Tim pencarian dan pertolongan atau search and rescue (SAR) gabungan, yang melaksanakan operasi hari ke-6, berhasil menemukan tiga korban longsor di Desa Cihanjuang, Kecamatan Cimanggung, Sumedang, Kamis (14/1/2021). Ketiga korban tewas itu ditemukan tertimbun tanah.

Sementara banjir di Kalsel selain Kota Banjarmasin, Kalimantan Selatan (Kalsel) dan mengharuskan sebagian warga mengungsi ke posko-posko, juga jalur jalan provinsi terputus. Hujan terus mengguyur sejak Kamis (14/1) malam hingga Jumat (15/1) mengharuskan para petugas dinas terkait berupaya memulihkan kondisi jalan penghubung antarkabupaten. Sebab jalan itu merupakan akses utama dari Kota Banjarmasin menuju kawasan Hulu Sungai di Kalimantan Selatan seperti Kabupaten Tapin, Hulu Sungai Selatan, Hulu Sungai Tengah, Hulu Sungai Utara, Balangan, dan Tabalong.

Sementara kabar musibah terbaru adalah dua kali gempa di Majene  daratan Sulawesi Barat (Sulbar) yang diperkirakan bisa menewaskan puluhan orang.
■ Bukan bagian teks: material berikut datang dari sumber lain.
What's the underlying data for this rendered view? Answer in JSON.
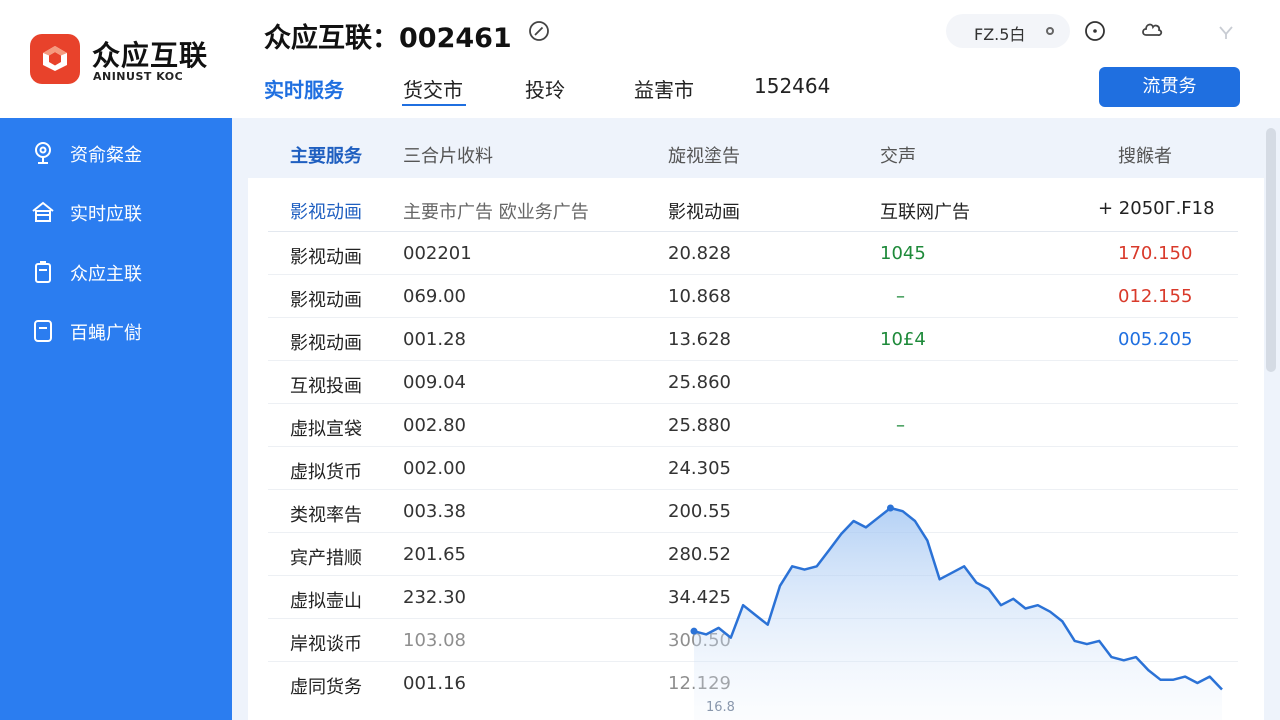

Dari tayangan televisi maupun video yang diposting di media sosial, musibah ini sungguh memprihatinkan. Bahkan bangunan empat lantai Kantor Gubernur Sulbar ambruk dan nyaris rata dengan tanah. Kita belum meneliti rendahnya kualitas bangunan kantor, tetapi lebih menyoroti puluhan ribu warga kehilangan rumah dan tempat berteduh.

Kepala Pelaksana Harian Badan Penanggulangan Bencana Daerah (BPBD) Sulawesi Barat Darno Majid menyebut ada 27 warga meninggal akibat gempa yang berpusat di Kabupaten Majene, Jumat (15/1/2021).
Korban tewas tertimpa reruntuhan material bangunan yang ambruk saat gempa. Dari 27 orang yang tewas, 18 orang meninggal di Kabupaten Mamuju. Sementara 9 orang lainnya tewas di Kabupaten Majene.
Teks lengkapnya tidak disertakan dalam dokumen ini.